Можно было бы поиграть на телефоне, но заряд опасно снизился. И лучше, чтоб он не разрядился до возвращения домой, иначе мать начнёт психовать и названивать в отель на стационарный, чтоб убедиться: Линн всё ещё на работе, её не сожрал по пути маньяк. Как только звонок раздастся, а Мэй ответит, изображая супер-пупер-профессионального администратора из суперкрутого отеля, мамаша спросит, сколько Линн ещё осталось работать. Предлог был всегда один: я должна знать, разогревать обед или нет. Говорила она небрежно, с резким выдохом, но кого обманет грубоватый тон? На самом деле она там сходит с ума, всё ли у единственной доченьки нормально. И в этом ну ничуть не отличается от мамаш, утром крутящихся вокруг своих чад перед школой, а потом сбивающихся в жужжащий беспокойный улей, чтоб шушукаться о новой училке или утреннике. По большому счёту, Линн была втайне матери благодарна, что она до такого не опускается. Даже в первых классах Мэл высаживала её перед воротами, говорила отрывисто: «Ну давай», и уезжала не оглядываясь.
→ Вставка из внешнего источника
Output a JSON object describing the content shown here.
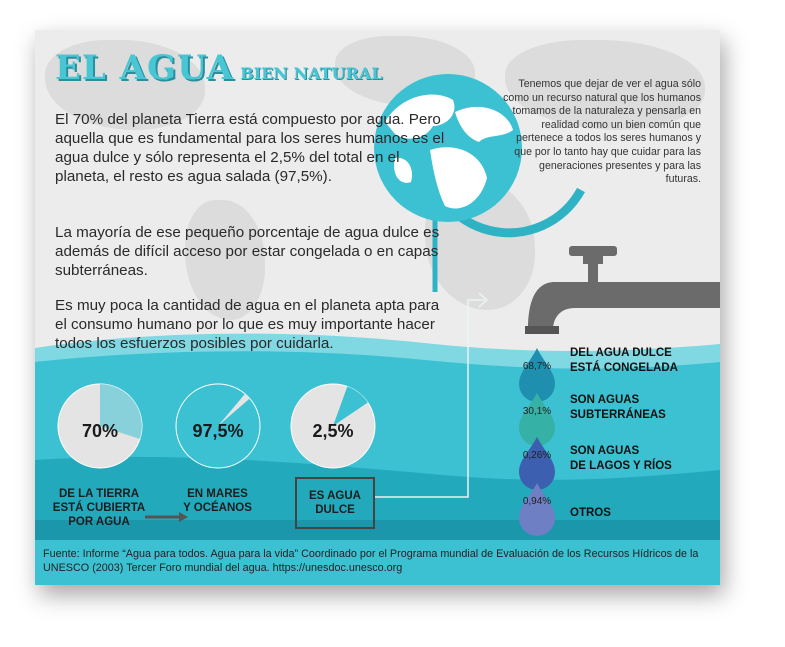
{
  "title": {
    "main": "EL AGUA",
    "sub": "BIEN NATURAL"
  },
  "paragraphs": [
    "El 70% del planeta Tierra está compuesto por agua. Pero aquella que es fundamental para los seres humanos es el agua dulce y sólo representa el 2,5% del total en el planeta, el resto es agua salada (97,5%).",
    "La mayoría de ese pequeño porcentaje de agua dulce es además de difícil acceso por estar congelada o en capas subterráneas.",
    "Es muy poca la cantidad de agua en el planeta apta para el consumo humano por lo que es muy importante hacer todos los esfuerzos posibles por cuidarla."
  ],
  "quote": "Tenemos que dejar de ver el agua sólo como un recurso natural que los humanos tomamos de la naturaleza y pensarla en realidad como un bien común que pertenece a todos los seres humanos y que por lo tanto hay que cuidar para las generaciones presentes y para las futuras.",
  "circles": [
    {
      "value": "70%",
      "fraction": 0.7,
      "label_line1": "DE LA TIERRA",
      "label_line2": "ESTÁ CUBIERTA",
      "label_line3": "POR AGUA"
    },
    {
      "value": "97,5%",
      "fraction": 0.975,
      "label_line1": "EN MARES",
      "label_line2": "Y OCÉANOS"
    },
    {
      "value": "2,5%",
      "fraction": 0.025,
      "label_line1": "ES AGUA",
      "label_line2": "DULCE"
    }
  ],
  "drops": [
    {
      "value": "68,7%",
      "label_line1": "DEL AGUA DULCE",
      "label_line2": "ESTÁ CONGELADA",
      "color": "#1f8fb0"
    },
    {
      "value": "30,1%",
      "label_line1": "SON AGUAS",
      "label_line2": "SUBTERRÁNEAS",
      "color": "#35b1a6"
    },
    {
      "value": "0,26%",
      "label_line1": "SON AGUAS",
      "label_line2": "DE LAGOS Y RÍOS",
      "color": "#3c5fb0"
    },
    {
      "value": "0,94%",
      "label_line1": "OTROS",
      "color": "#6f7fc4"
    }
  ],
  "source": "Fuente: Informe “Agua para todos. Agua para la vida” Coordinado por el Programa mundial de Evaluación de los Recursos Hídricos de la UNESCO (2003) Tercer Foro mundial del agua. https://unesdoc.unesco.org",
  "colors": {
    "accent": "#49c6d4",
    "accent_dark": "#2b8e9c",
    "water": "#3cc1d2",
    "water_dark": "#1fa6b9",
    "faucet": "#6b6b6b",
    "circle": "#e4e4e4"
  }
}
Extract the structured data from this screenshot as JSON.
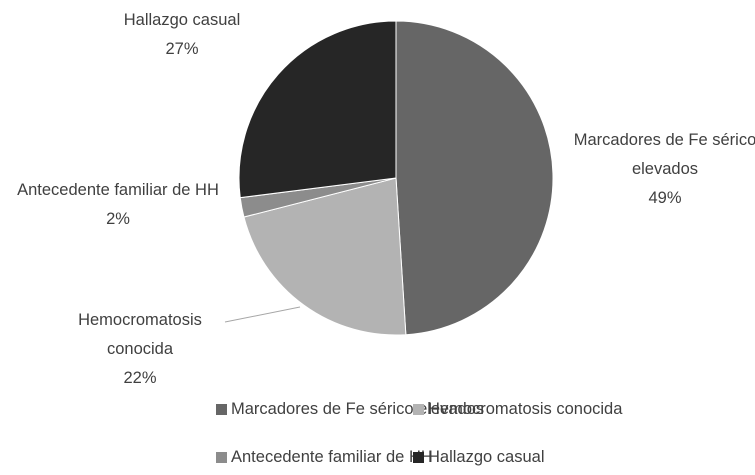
{
  "chart_data": {
    "type": "pie",
    "categories": [
      "Marcadores de Fe sérico elevados",
      "Hemocromatosis conocida",
      "Antecedente familiar de HH",
      "Hallazgo casual"
    ],
    "values": [
      49,
      22,
      2,
      27
    ],
    "value_labels": [
      "49%",
      "22%",
      "2%",
      "27%"
    ],
    "colors": [
      "#666666",
      "#b3b3b3",
      "#8c8c8c",
      "#262626"
    ],
    "legend": "bottom"
  }
}
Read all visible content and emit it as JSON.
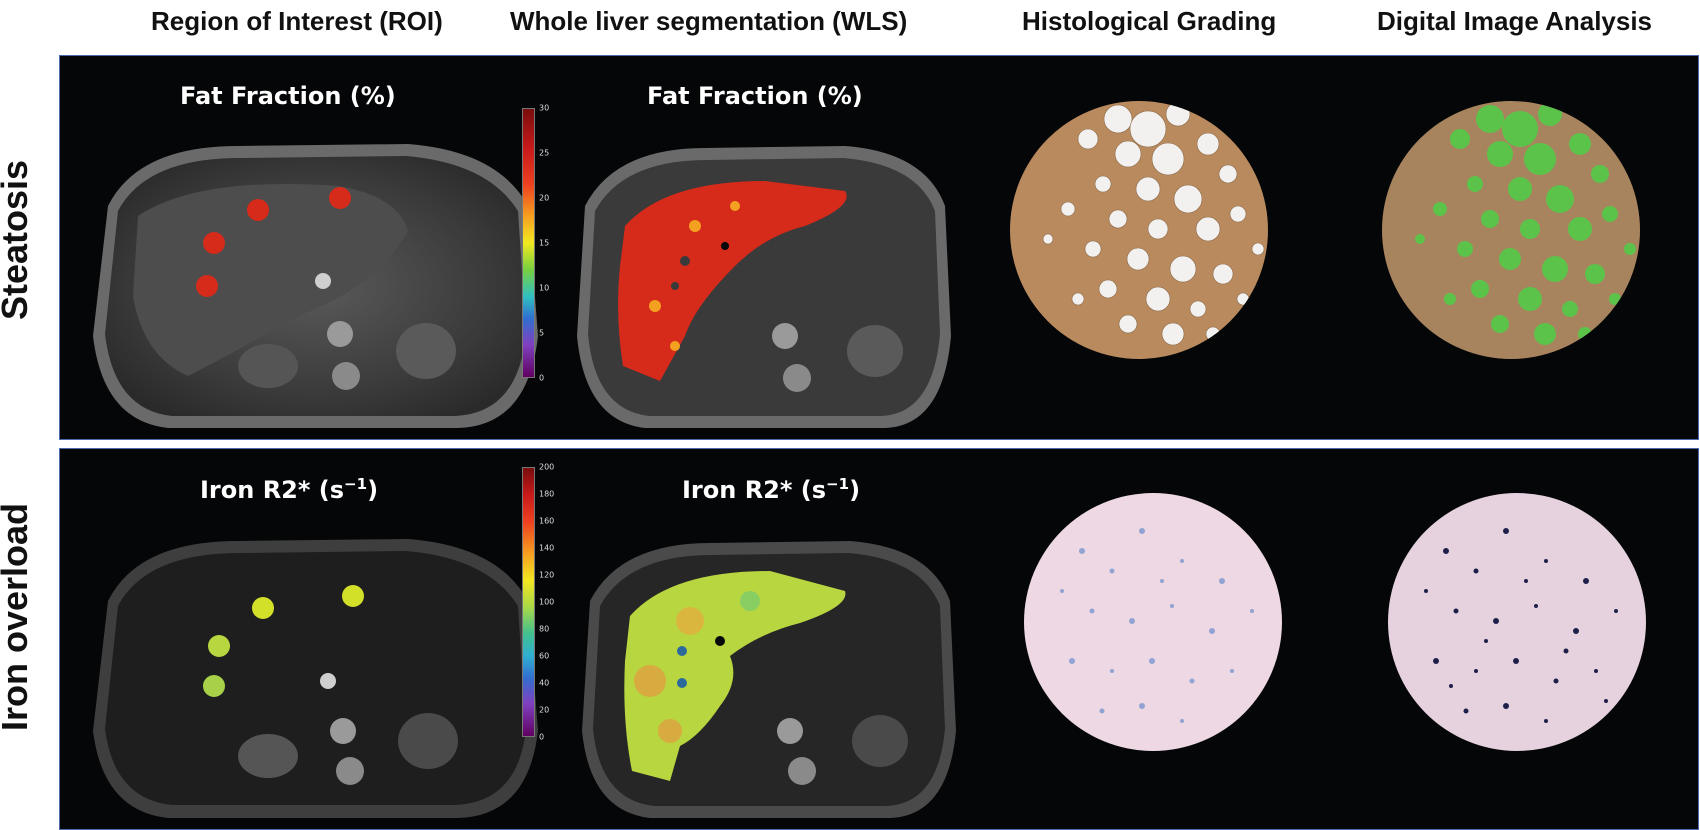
{
  "headers": {
    "roi": "Region of Interest (ROI)",
    "wls": "Whole liver segmentation (WLS)",
    "histo": "Histological Grading",
    "dia": "Digital Image Analysis"
  },
  "rows": {
    "steatosis": "Steatosis",
    "iron": "Iron overload"
  },
  "steatosis_panel": {
    "roi_label": "Fat Fraction (%)",
    "wls_label": "Fat Fraction (%)",
    "colorbar_ticks": [
      "30",
      "25",
      "20",
      "15",
      "10",
      "5",
      "0"
    ]
  },
  "iron_panel": {
    "roi_label_main": "Iron R2* (s",
    "roi_label_sup": "−1",
    "roi_label_end": ")",
    "wls_label_main": "Iron R2* (s",
    "wls_label_sup": "−1",
    "wls_label_end": ")",
    "colorbar_ticks": [
      "200",
      "180",
      "160",
      "140",
      "120",
      "100",
      "80",
      "60",
      "40",
      "20",
      "0"
    ]
  },
  "colors": {
    "panel_bg": "#050607",
    "panel_border": "#4a6bb0",
    "fat_overlay": "#d62a1a",
    "iron_overlay": "#b8d640",
    "fat_droplet": "#5cc34a",
    "iron_stain": "#1d1f4a"
  }
}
На родительские мероприятия не ходила, лишь в крайнем случае заезжала после конца учебного дня в школу и прямиком направлялась к директору или учителю. Вид её при этом красноречиво заявлял: «Времени на болтовню у меня нет, выкладывайте сразу, чего нужно». Учителя, пытавшиеся сначала, когда у Линн случались провинности или плохие оценки, вовлечь Мэл в орбиту школьной жизни, смирились и сдались. Она преодолевала длинный коридор раскачивающейся походкой лесоруба, топала грязными резиновыми сапогами по паркету и коврам в кабинете директора, реагировала скупым междометием, больше всего схожим с уханьем совы, на всё, что ей говорили. Потом поднималась, говорила: «Понятно. Примем меры», — и удалялась, оставляя очередную вереницу глинистых следов.
А вот отец любил школьные мероприятия. Он всегда интересовался, как у Линн прошёл день, что новенького у подружек. А ещё знал по именам всех учителей. В отличие от матери, которая досадливо щёлкала пальцами: «Эта… как её… С рыжей паклей на голове, тощая такая?..» В младшей школе именно он ходил с ней на все мероприятия. Учителя его любили. Чуяли, что он всем сердцем принимает школьную возню. Родители вообще в этом плане смешные. Считают, что эта ерунда реально важна — баллы по литературе, волонтёрские программы или осенний марафонский забег. Как будто у человека до окончания школы не может быть жизни, помимо проектов по географии и совместных экскурсий на водохранилище. Линн глубоко презирала тех девчонок, которые без конца висели на телефоне с подружками, едва расстанутся после уроков. А ещё тех, кто психовал из-за контрольных или популярности. Не то чтобы её совсем не волновали вопросы, которые должны волновать человека её возраста. Например, ей действительно не помешала подслушанная в школьном туалете информация, как правильно подбирать средство для ногтей, потому что они у неё ломкие. И про то, где в соседнем городе можно дёшево купить джинсы. Но свет клином на такой фигне не сошёлся. Приходя домой, она зашвыривала подальше сумку и до утра забывала об учёбе. Домашние задания Линн приноровилась делать на переменах или на уроках. Это помогало сэкономить время для по-настоящему важных дел.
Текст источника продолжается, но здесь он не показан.